Le terrain urbain est contraignant pour l'armée régulière. Il majore le rôle joué par le fantassin. Il accélère le rythme des opérations. Il exige la relève fréquente de l'infanterie au contact. Il requiert l'initiative individuelle, c'est-à-dire le combat décentralisé et les manœuvres de groupes restreints. Il implique la coopération infanterie-chars, la prise des hauteurs et des sous-sols, le sur-blindage du flanc des véhicules blindés ou encore une expertise en gestion des foules.
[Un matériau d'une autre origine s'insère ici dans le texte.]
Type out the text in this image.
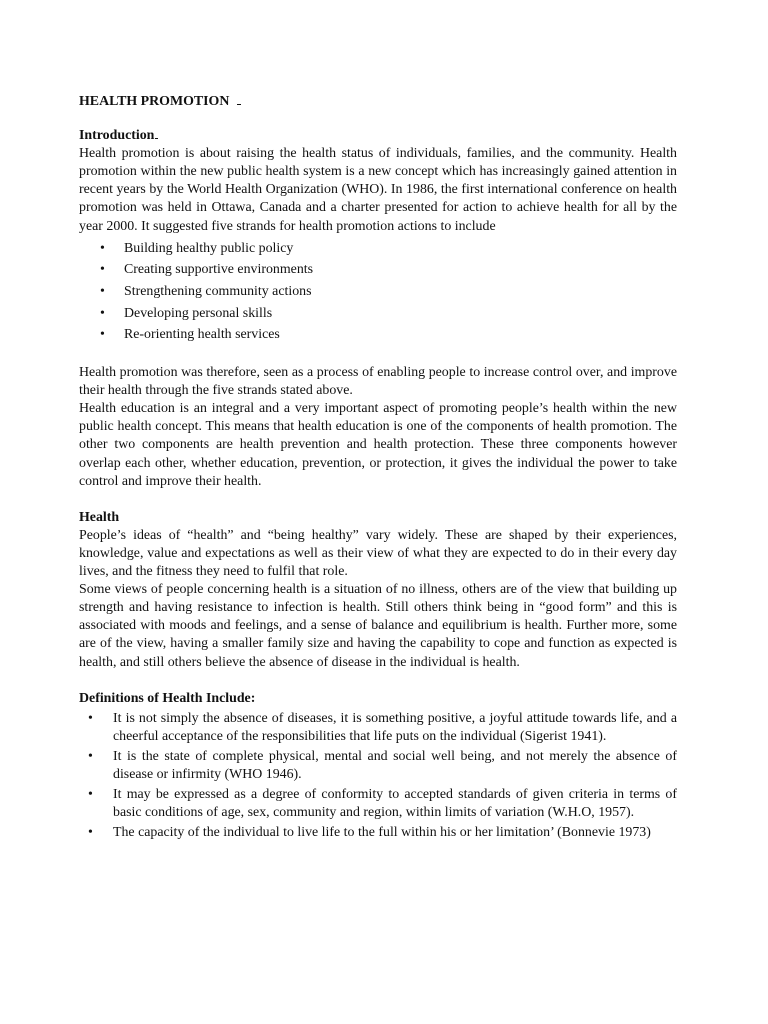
HEALTH PROMOTION
Introduction

Health promotion is about raising the health status of individuals, families, and the community. Health promotion within the new public health system is a new concept which has increasingly gained attention in recent years by the World Health Organization (WHO). In 1986, the first international conference on health promotion was held in Ottawa, Canada and a charter presented for action to achieve health for all by the year 2000. It suggested five strands for health promotion actions to include

• Building healthy public policy
• Creating supportive environments
• Strengthening community actions
• Developing personal skills
• Re-orienting health services

Health promotion was therefore, seen as a process of enabling people to increase control over, and improve their health through the five strands stated above.

Health education is an integral and a very important aspect of promoting people’s health within the new public health concept. This means that health education is one of the components of health promotion. The other two components are health prevention and health protection. These three components however overlap each other, whether education, prevention, or protection, it gives the individual the power to take control and improve their health.

Health

People’s ideas of “health” and “being healthy” vary widely. These are shaped by their experiences, knowledge, value and expectations as well as their view of what they are expected to do in their every day lives, and the fitness they need to fulfil that role.

Some views of people concerning health is a situation of no illness, others are of the view that building up strength and having resistance to infection is health. Still others think being in “good form” and this is associated with moods and feelings, and a sense of balance and equilibrium is health. Further more, some are of the view, having a smaller family size and having the capability to cope and function as expected is health, and still others believe the absence of disease in the individual is health.

Definitions of Health Include:
• It is not simply the absence of diseases, it is something positive, a joyful attitude towards life, and a cheerful acceptance of the responsibilities that life puts on the individual (Sigerist 1941).
• It is the state of complete physical, mental and social well being, and not merely the absence of disease or infirmity (WHO 1946).
• It may be expressed as a degree of conformity to accepted standards of given criteria in terms of basic conditions of age, sex, community and region, within limits of variation (W.H.O, 1957).
• The capacity of the individual to live life to the full within his or her limitation’ (Bonnevie 1973)
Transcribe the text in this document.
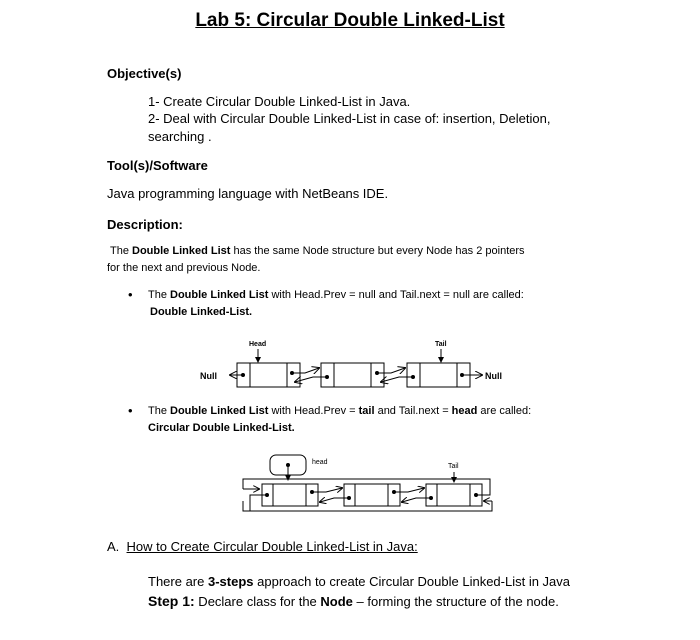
Lab 5: Circular Double Linked-List
Objective(s)
1- Create Circular Double Linked-List in Java.
2- Deal with Circular Double Linked-List in case of: insertion, Deletion,
searching .
Tool(s)/Software
Java programming language with NetBeans IDE.
Description:
The Double Linked List has the same Node structure but every Node has 2 pointers
for the next and previous Node.
• The Double Linked List with Head.Prev = null and Tail.next = null are called:
Double Linked-List.
Head	Tail
Null	Null
• The Double Linked List with Head.Prev = tail and Tail.next = head are called:
Circular Double Linked-List.
head
Tail
A. How to Create Circular Double Linked-List in Java:
There are 3-steps approach to create Circular Double Linked-List in Java
Step 1: Declare class for the Node – forming the structure of the node.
Les limites: un terrain ambivalent

Livrée du 8 au 20 novembre 2004 pour nettoyer le sanctuaire interne de l'émirat de Falloudjâh, l'opération Phantom Fury (dite "seconde bataille de Falloudjâh") a illustré les opportunités mais aussi les limites asymétriques du terrain urbain pour le combattant irrégulier. Les 20km² du théâtre d'opérations, où 10 000 militaires américains et 2 000 soldats irakiens ont affronté 3 000 insurgés, comptaient 1 000 blocs d'immeubles (50 000 immeubles), 350 entrepôts d'armes, 133 mosquées dont 66 servaient de positions défensives et de caches d'armes, 11 fabriques d'engins explosifs artisanaux, huit centres de détentions pour otages et cinq laboratoires pour la fabrication d'armes chimiques. Certes, 55 militaires américains ont été tués et 450 blessés lors de la prise de la ville. La bataille a aguerri 500 insurgés arrivés d'autres gouvernorats pour s'entraîner. Elle a révélé leur premier déploiement de niveau opératif (un commandement répartissait les unités sur le théâtre d'opérations entre Falloudjâh, ar-Ramâdî et Mossoul) ainsi que la rationalisation de leur défense au niveau tactique (différents groupes assuraient la défense des quatre zones divisant la ville). Mais l'évacuation préalable des 300 000 habitants a permis de traiter par l'artillerie une ville dès lors transformée en piège pour la défense. Plus de 600 insurgés – dont le commandant de la "résistance de Falloudjâh" – ont ainsi péri sous le feu puis l'assaut de la coalition.